South Korean Jee Young Lee had an eight-shot lead, but made two double bogeys over the final five holes and wound up three strokes ahead entering the final round of the LPGA Tour’s CJ Nine Bridges Classic at Jeju, South Korea.
Lee finished with a three-putt double bogey on the par-5 18th hole for a 1-over 73. At 6-under 138, she was leading Mi Hyun Kim (71) and Women’s British Open champion Jeong Jang (74).
Hee Young Park was at 142. Another shot behind were 19-year-old Paula Creamer (70) and Koch, who shot a 76.
Jay Haas shot a 9-under 63 to take a six-shot lead after the third round of the Charles Schwab Cup Championship at Sonoma, Calif.

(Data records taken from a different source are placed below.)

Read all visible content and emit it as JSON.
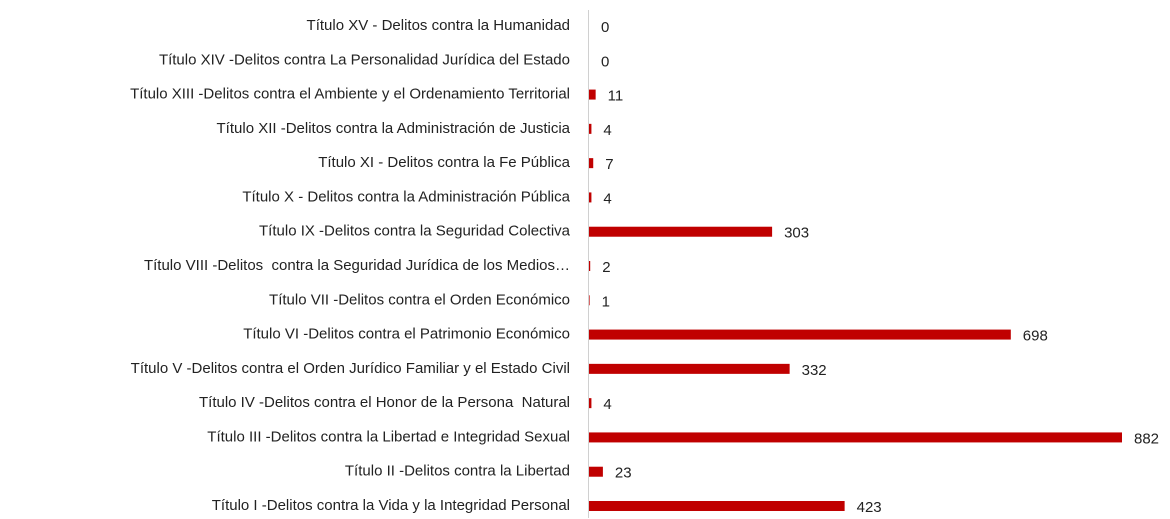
{
  "chart_data": {
    "type": "bar",
    "orientation": "horizontal",
    "categories": [
      "Título XV - Delitos contra la Humanidad",
      "Título XIV -Delitos contra La Personalidad Jurídica del Estado",
      "Título XIII -Delitos contra el Ambiente y el Ordenamiento Territorial",
      "Título XII -Delitos contra la Administración de Justicia",
      "Título XI - Delitos contra la Fe Pública",
      "Título X - Delitos contra la Administración Pública",
      "Título IX -Delitos contra la Seguridad Colectiva",
      "Título VIII -Delitos  contra la Seguridad Jurídica de los Medios…",
      "Título VII -Delitos contra el Orden Económico",
      "Título VI -Delitos contra el Patrimonio Económico",
      "Título V -Delitos contra el Orden Jurídico Familiar y el Estado Civil",
      "Título IV -Delitos contra el Honor de la Persona  Natural",
      "Título III -Delitos contra la Libertad e Integridad Sexual",
      "Título II -Delitos contra la Libertad",
      "Título I -Delitos contra la Vida y la Integridad Personal"
    ],
    "values": [
      0,
      0,
      11,
      4,
      7,
      4,
      303,
      2,
      1,
      698,
      332,
      4,
      882,
      23,
      423
    ],
    "color": "#c00000"
  }
}
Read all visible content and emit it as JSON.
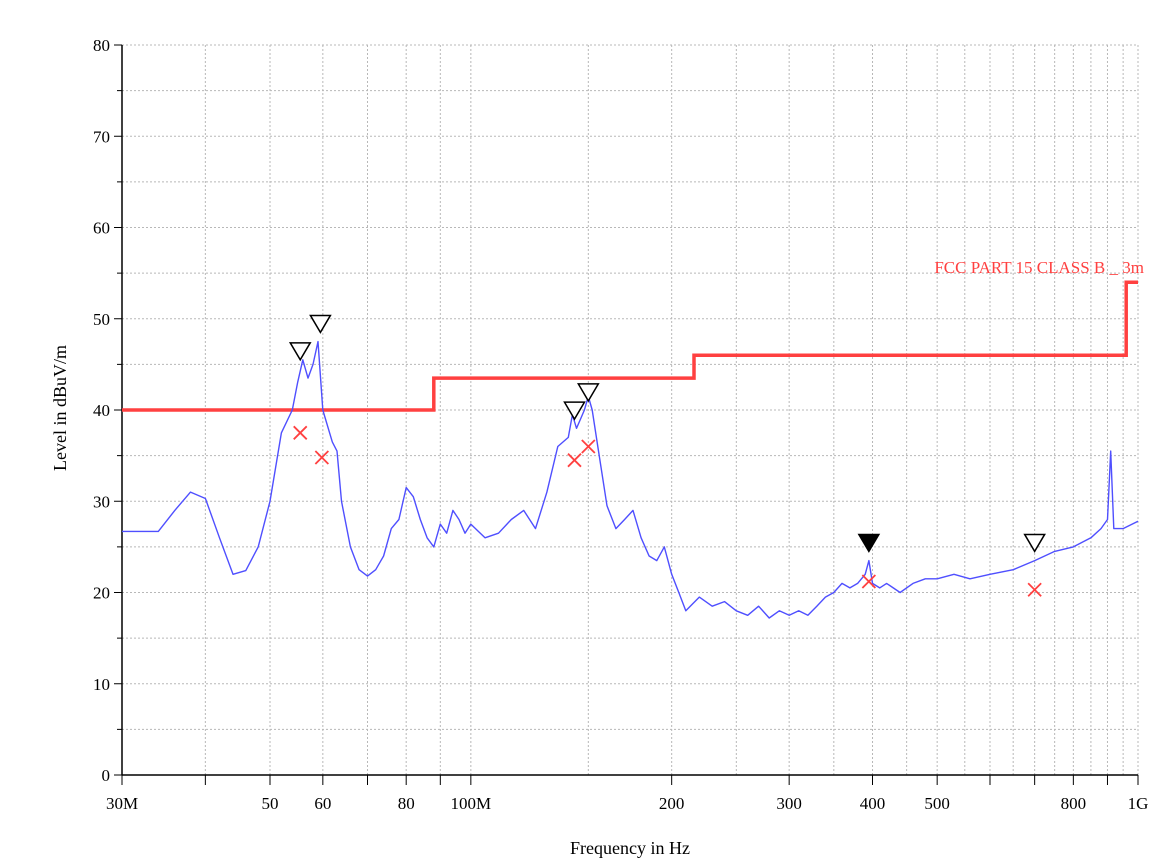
{
  "chart_data": {
    "type": "line",
    "xlabel": "Frequency in Hz",
    "ylabel": "Level in dBuV/m",
    "xscale": "log",
    "xlim": [
      30000000,
      1000000000
    ],
    "ylim": [
      0,
      80
    ],
    "grid": true,
    "x_ticks": [
      {
        "value": 30000000,
        "label": "30M"
      },
      {
        "value": 50000000,
        "label": "50"
      },
      {
        "value": 60000000,
        "label": "60"
      },
      {
        "value": 80000000,
        "label": "80"
      },
      {
        "value": 100000000,
        "label": "100M"
      },
      {
        "value": 200000000,
        "label": "200"
      },
      {
        "value": 300000000,
        "label": "300"
      },
      {
        "value": 400000000,
        "label": "400"
      },
      {
        "value": 500000000,
        "label": "500"
      },
      {
        "value": 800000000,
        "label": "800"
      },
      {
        "value": 1000000000,
        "label": "1G"
      }
    ],
    "y_ticks": [
      {
        "value": 0,
        "label": "0"
      },
      {
        "value": 10,
        "label": "10"
      },
      {
        "value": 20,
        "label": "20"
      },
      {
        "value": 30,
        "label": "30"
      },
      {
        "value": 40,
        "label": "40"
      },
      {
        "value": 50,
        "label": "50"
      },
      {
        "value": 60,
        "label": "60"
      },
      {
        "value": 70,
        "label": "70"
      },
      {
        "value": 80,
        "label": "80"
      }
    ],
    "limit": {
      "label": "FCC PART 15 CLASS B _ 3m",
      "color": "#ff4040",
      "x": [
        30000000,
        88000000,
        88000000,
        216000000,
        216000000,
        960000000,
        960000000,
        1000000000
      ],
      "y": [
        40,
        40,
        43.5,
        43.5,
        46,
        46,
        54,
        54
      ]
    },
    "series": [
      {
        "color": "#4f4fff",
        "x": [
          30,
          32,
          34,
          36,
          38,
          40,
          42,
          44,
          46,
          48,
          50,
          52,
          54,
          55,
          56,
          57,
          58,
          59,
          60,
          62,
          63,
          64,
          66,
          68,
          70,
          72,
          74,
          76,
          78,
          80,
          82,
          84,
          86,
          88,
          90,
          92,
          94,
          96,
          98,
          100,
          105,
          110,
          115,
          120,
          125,
          130,
          135,
          140,
          142,
          144,
          146,
          148,
          150,
          152,
          155,
          160,
          165,
          170,
          175,
          180,
          185,
          190,
          195,
          200,
          205,
          210,
          220,
          230,
          240,
          250,
          260,
          270,
          280,
          290,
          300,
          310,
          320,
          330,
          340,
          350,
          360,
          370,
          380,
          390,
          395,
          400,
          410,
          420,
          440,
          460,
          480,
          500,
          530,
          560,
          600,
          650,
          700,
          750,
          800,
          850,
          880,
          900,
          910,
          920,
          950,
          1000
        ],
        "y": [
          26.7,
          26.7,
          26.7,
          29,
          31,
          30.3,
          26,
          22,
          22.4,
          25,
          30,
          37.5,
          40,
          43,
          45.5,
          43.5,
          45,
          47.5,
          40,
          36.5,
          35.5,
          30,
          25,
          22.5,
          21.8,
          22.5,
          24,
          27,
          28,
          31.5,
          30.5,
          28,
          26,
          25,
          27.5,
          26.5,
          29,
          28,
          26.5,
          27.5,
          26,
          26.5,
          28,
          29,
          27,
          31,
          36,
          37,
          39.5,
          38,
          39,
          40,
          41.5,
          40,
          36,
          29.5,
          27,
          28,
          29,
          26,
          24,
          23.5,
          25,
          22,
          20,
          18,
          19.5,
          18.5,
          19,
          18,
          17.5,
          18.5,
          17.2,
          18,
          17.5,
          18,
          17.5,
          18.5,
          19.5,
          20,
          21,
          20.5,
          21,
          22,
          23.5,
          21,
          20.5,
          21,
          20,
          21,
          21.5,
          21.5,
          22,
          21.5,
          22,
          22.5,
          23.5,
          24.5,
          25,
          26,
          27,
          28,
          35.5,
          27,
          27,
          27.8
        ]
      }
    ],
    "peak_markers": [
      {
        "x": 55.5,
        "y": 45.5,
        "filled": false
      },
      {
        "x": 59.5,
        "y": 48.5,
        "filled": false
      },
      {
        "x": 143,
        "y": 39,
        "filled": false
      },
      {
        "x": 150,
        "y": 41,
        "filled": false
      },
      {
        "x": 395,
        "y": 24.5,
        "filled": true
      },
      {
        "x": 700,
        "y": 24.5,
        "filled": false
      }
    ],
    "qp_points": [
      {
        "x": 55.5,
        "y": 37.5
      },
      {
        "x": 59.8,
        "y": 34.8
      },
      {
        "x": 143,
        "y": 34.5
      },
      {
        "x": 150,
        "y": 36
      },
      {
        "x": 395,
        "y": 21.2
      },
      {
        "x": 700,
        "y": 20.3
      }
    ]
  }
}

Haas, starting the day just one stroke back at 5 under, sprinted to 9 under after six holes and never looked back. He birdied Nos. 2-5 during one stretch, and finished at 14-under 202.

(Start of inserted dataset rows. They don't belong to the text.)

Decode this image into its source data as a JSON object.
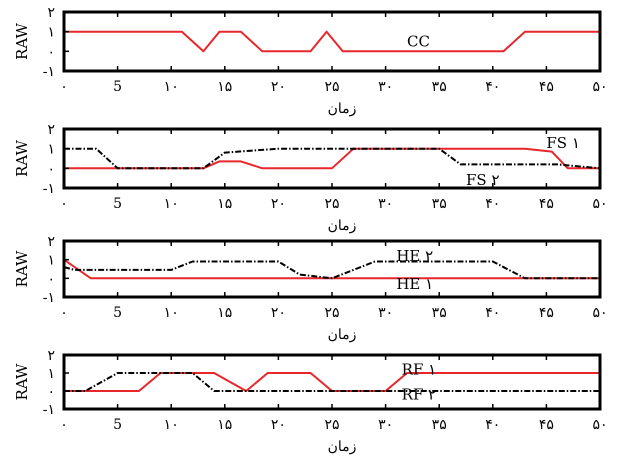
{
  "chart_data": [
    {
      "type": "line",
      "xlabel": "زمان",
      "ylabel": "RAW",
      "xlim": [
        0,
        50
      ],
      "ylim": [
        -1,
        2
      ],
      "xticks": [
        0,
        5,
        10,
        15,
        20,
        25,
        30,
        35,
        40,
        45,
        50
      ],
      "xtick_labels": [
        "۰",
        "5",
        "۱۰",
        "۱۵",
        "۲۰",
        "۲۵",
        "۳۰",
        "۳۵",
        "۴۰",
        "۴۵",
        "۵۰"
      ],
      "yticks": [
        -1,
        0,
        1,
        2
      ],
      "ytick_labels": [
        "-۱",
        "۰",
        "۱",
        "۲"
      ],
      "series": [
        {
          "name": "CC",
          "color": "#e8262b",
          "style": "solid",
          "x": [
            0,
            11,
            13,
            14.5,
            16.5,
            18.5,
            23,
            24.5,
            26,
            41,
            43,
            50
          ],
          "y": [
            1,
            1,
            0,
            1,
            1,
            0,
            0,
            1,
            0,
            0,
            1,
            1
          ]
        }
      ],
      "annotations": [
        {
          "text": "CC",
          "x": 32,
          "y": 0.5
        }
      ]
    },
    {
      "type": "line",
      "xlabel": "زمان",
      "ylabel": "RAW",
      "xlim": [
        0,
        50
      ],
      "ylim": [
        -1,
        2
      ],
      "xticks": [
        0,
        5,
        10,
        15,
        20,
        25,
        30,
        35,
        40,
        45,
        50
      ],
      "xtick_labels": [
        "۰",
        "5",
        "۱۰",
        "۱۵",
        "۲۰",
        "۲۵",
        "۳۰",
        "۳۵",
        "۴۰",
        "۴۵",
        "۵۰"
      ],
      "yticks": [
        -1,
        0,
        1,
        2
      ],
      "ytick_labels": [
        "-۱",
        "۰",
        "۱",
        "۲"
      ],
      "series": [
        {
          "name": "FS ۱",
          "color": "#e8262b",
          "style": "solid",
          "x": [
            0,
            13,
            14.5,
            16.5,
            18.5,
            25,
            27,
            43,
            45.5,
            47,
            50
          ],
          "y": [
            0,
            0,
            0.35,
            0.35,
            0,
            0,
            1,
            1,
            0.85,
            0,
            0
          ]
        },
        {
          "name": "FS ۲",
          "color": "#000000",
          "style": "dashdot",
          "x": [
            0,
            3,
            5,
            13,
            15,
            20,
            35,
            37,
            40,
            43,
            46,
            50
          ],
          "y": [
            1,
            1,
            0,
            0,
            0.8,
            1,
            1,
            0.2,
            0.2,
            0.2,
            0.2,
            0
          ]
        }
      ],
      "annotations": [
        {
          "text": "FS ۱",
          "x": 45,
          "y": 1.3
        },
        {
          "text": "FS ۲",
          "x": 37.5,
          "y": -0.6
        }
      ]
    },
    {
      "type": "line",
      "xlabel": "زمان",
      "ylabel": "RAW",
      "xlim": [
        0,
        50
      ],
      "ylim": [
        -1,
        2
      ],
      "xticks": [
        0,
        5,
        10,
        15,
        20,
        25,
        30,
        35,
        40,
        45,
        50
      ],
      "xtick_labels": [
        "۰",
        "5",
        "۱۰",
        "۱۵",
        "۲۰",
        "۲۵",
        "۳۰",
        "۳۵",
        "۴۰",
        "۴۵",
        "۵۰"
      ],
      "yticks": [
        -1,
        0,
        1,
        2
      ],
      "ytick_labels": [
        "-۱",
        "۰",
        "۱",
        "۲"
      ],
      "series": [
        {
          "name": "HE ۱",
          "color": "#e8262b",
          "style": "solid",
          "x": [
            0,
            2.5,
            50
          ],
          "y": [
            1,
            0,
            0
          ]
        },
        {
          "name": "HE ۲",
          "color": "#000000",
          "style": "dashdot",
          "x": [
            0,
            1,
            10,
            12,
            20,
            22,
            25,
            29,
            32,
            36,
            40,
            43,
            50
          ],
          "y": [
            0.6,
            0.45,
            0.45,
            0.9,
            0.9,
            0.2,
            0,
            0.9,
            0.9,
            0.9,
            0.9,
            0,
            0
          ]
        }
      ],
      "annotations": [
        {
          "text": "HE ۲",
          "x": 31,
          "y": 1.2
        },
        {
          "text": "HE ۱",
          "x": 31,
          "y": -0.3
        }
      ]
    },
    {
      "type": "line",
      "xlabel": "زمان",
      "ylabel": "RAW",
      "xlim": [
        0,
        50
      ],
      "ylim": [
        -1,
        2
      ],
      "xticks": [
        0,
        5,
        10,
        15,
        20,
        25,
        30,
        35,
        40,
        45,
        50
      ],
      "xtick_labels": [
        "۰",
        "5",
        "۱۰",
        "۱۵",
        "۲۰",
        "۲۵",
        "۳۰",
        "۳۵",
        "۴۰",
        "۴۵",
        "۵۰"
      ],
      "yticks": [
        -1,
        0,
        1,
        2
      ],
      "ytick_labels": [
        "-۱",
        "۰",
        "۱",
        "۲"
      ],
      "series": [
        {
          "name": "RF ۱",
          "color": "#e8262b",
          "style": "solid",
          "x": [
            0,
            1,
            7,
            9,
            12,
            14,
            17,
            19,
            23,
            25,
            30,
            32,
            50
          ],
          "y": [
            0,
            0,
            0,
            1,
            1,
            1,
            0,
            1,
            1,
            0,
            0,
            1,
            1
          ]
        },
        {
          "name": "RF ۲",
          "color": "#000000",
          "style": "dashdot",
          "x": [
            0,
            2,
            5,
            12,
            14,
            50
          ],
          "y": [
            0,
            0,
            1,
            1,
            0,
            0
          ]
        }
      ],
      "annotations": [
        {
          "text": "RF ۱",
          "x": 31.5,
          "y": 1.2
        },
        {
          "text": "RF ۲",
          "x": 31.5,
          "y": -0.2
        }
      ]
    }
  ]
}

Tom Kite, who was tied for 10th at 4 under after the second round, started with three straight birdies and finished tied for second with tour leading money-winner Dana Quigley (68), Tom Watson (69), Loren Roberts and Lonnie Nielsen.
Sergio Garcia shot a 68 to share the third-round lead with Colin Montgomerie at 10 under in the Volvo Masters at Sotogrande, Spain.

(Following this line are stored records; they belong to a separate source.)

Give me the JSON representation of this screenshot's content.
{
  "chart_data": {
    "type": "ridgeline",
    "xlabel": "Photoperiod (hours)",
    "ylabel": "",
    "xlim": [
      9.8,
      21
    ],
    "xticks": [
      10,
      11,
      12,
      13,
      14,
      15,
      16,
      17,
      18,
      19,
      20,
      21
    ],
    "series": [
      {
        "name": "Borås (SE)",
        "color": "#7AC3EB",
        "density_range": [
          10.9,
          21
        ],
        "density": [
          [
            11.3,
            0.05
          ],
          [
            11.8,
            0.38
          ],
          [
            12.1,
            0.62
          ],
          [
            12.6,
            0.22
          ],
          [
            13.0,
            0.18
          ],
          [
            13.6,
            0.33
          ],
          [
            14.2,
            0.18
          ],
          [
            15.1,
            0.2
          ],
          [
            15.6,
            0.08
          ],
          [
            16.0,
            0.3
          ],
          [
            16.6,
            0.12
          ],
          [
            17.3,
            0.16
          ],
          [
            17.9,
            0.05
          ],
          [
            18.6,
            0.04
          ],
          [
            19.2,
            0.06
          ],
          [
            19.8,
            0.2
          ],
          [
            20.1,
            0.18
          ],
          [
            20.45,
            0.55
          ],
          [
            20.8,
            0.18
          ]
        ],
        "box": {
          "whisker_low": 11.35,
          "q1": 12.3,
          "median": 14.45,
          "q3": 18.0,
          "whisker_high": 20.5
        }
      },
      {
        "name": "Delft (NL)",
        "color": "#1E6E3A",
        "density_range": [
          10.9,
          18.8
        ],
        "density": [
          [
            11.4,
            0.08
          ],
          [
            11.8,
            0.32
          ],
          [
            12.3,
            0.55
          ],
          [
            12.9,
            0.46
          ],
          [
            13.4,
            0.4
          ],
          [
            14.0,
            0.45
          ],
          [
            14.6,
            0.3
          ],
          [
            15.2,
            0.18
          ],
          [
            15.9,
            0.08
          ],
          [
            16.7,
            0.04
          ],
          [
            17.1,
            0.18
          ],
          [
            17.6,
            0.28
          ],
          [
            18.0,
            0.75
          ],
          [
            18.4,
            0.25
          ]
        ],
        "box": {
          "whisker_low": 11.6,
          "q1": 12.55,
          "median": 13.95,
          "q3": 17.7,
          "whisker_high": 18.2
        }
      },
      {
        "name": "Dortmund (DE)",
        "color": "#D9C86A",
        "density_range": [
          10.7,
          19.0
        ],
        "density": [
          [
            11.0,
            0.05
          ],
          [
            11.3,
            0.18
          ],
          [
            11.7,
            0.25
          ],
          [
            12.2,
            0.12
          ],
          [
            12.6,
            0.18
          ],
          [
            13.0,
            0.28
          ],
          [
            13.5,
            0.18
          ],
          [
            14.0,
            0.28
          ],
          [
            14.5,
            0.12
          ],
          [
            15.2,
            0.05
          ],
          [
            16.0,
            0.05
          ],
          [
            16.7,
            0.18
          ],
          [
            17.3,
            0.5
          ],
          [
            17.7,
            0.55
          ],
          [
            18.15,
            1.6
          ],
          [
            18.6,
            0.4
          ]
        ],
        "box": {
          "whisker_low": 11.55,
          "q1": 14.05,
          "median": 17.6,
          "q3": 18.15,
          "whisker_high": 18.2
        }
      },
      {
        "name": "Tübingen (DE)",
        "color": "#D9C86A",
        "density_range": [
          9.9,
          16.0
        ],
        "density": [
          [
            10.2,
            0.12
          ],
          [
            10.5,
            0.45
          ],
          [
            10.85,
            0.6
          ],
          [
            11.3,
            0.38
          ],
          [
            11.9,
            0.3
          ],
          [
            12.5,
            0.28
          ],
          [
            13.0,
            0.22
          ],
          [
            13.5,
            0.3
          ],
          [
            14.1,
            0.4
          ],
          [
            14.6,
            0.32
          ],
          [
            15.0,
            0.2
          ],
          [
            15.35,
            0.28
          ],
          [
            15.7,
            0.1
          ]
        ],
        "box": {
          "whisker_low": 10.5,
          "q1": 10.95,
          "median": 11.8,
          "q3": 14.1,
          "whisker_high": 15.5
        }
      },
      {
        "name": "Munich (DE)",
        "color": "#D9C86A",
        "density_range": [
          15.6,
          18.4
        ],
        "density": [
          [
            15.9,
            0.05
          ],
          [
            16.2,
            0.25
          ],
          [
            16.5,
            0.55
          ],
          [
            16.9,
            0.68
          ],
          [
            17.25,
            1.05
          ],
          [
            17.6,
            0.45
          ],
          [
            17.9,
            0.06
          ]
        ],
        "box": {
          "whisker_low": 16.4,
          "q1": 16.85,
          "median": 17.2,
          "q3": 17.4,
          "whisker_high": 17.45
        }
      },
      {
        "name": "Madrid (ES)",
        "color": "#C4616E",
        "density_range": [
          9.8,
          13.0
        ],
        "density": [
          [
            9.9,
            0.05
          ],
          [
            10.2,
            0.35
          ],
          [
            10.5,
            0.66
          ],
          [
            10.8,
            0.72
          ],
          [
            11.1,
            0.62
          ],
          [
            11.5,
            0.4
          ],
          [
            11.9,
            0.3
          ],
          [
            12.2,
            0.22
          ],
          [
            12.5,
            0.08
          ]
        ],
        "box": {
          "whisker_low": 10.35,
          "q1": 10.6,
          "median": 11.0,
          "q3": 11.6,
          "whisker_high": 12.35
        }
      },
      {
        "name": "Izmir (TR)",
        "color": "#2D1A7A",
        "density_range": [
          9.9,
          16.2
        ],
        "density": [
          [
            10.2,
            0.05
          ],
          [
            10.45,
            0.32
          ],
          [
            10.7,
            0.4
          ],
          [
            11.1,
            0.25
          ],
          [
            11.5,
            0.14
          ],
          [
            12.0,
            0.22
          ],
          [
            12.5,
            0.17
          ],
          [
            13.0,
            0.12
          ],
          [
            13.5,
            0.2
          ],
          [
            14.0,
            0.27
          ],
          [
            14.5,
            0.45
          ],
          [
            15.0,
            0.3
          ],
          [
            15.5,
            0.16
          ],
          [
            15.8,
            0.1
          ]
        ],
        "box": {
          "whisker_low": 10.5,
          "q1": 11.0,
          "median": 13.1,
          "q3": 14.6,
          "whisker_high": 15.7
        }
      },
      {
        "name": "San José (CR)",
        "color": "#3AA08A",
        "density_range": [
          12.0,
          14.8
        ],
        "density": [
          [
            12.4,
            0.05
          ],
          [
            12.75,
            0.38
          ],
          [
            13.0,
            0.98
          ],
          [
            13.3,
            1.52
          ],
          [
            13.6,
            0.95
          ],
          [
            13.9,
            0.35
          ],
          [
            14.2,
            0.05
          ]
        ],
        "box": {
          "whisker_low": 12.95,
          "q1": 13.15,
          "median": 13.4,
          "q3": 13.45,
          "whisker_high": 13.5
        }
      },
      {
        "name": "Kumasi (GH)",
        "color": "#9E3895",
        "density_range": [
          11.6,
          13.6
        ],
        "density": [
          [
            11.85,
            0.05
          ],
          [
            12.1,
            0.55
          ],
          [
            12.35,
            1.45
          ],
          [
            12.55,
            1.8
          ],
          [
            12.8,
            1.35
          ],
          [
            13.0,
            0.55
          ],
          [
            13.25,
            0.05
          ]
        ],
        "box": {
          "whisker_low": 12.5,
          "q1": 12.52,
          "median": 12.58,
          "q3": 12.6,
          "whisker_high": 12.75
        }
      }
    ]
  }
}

Montgomerie, whose 1-under 70 left him in position to win his eighth European money title, double-bogeyed the par-5 17th after Garcia had birdied the two preceding holes. The Scot had led by six strokes after 13 holes.
Paul McGinley, who had six birdies en route to a 65, joined Lee Westwood (67), Paul Broadhurst (67) and defending champion Ian Poulter (72) in third place, four strokes back.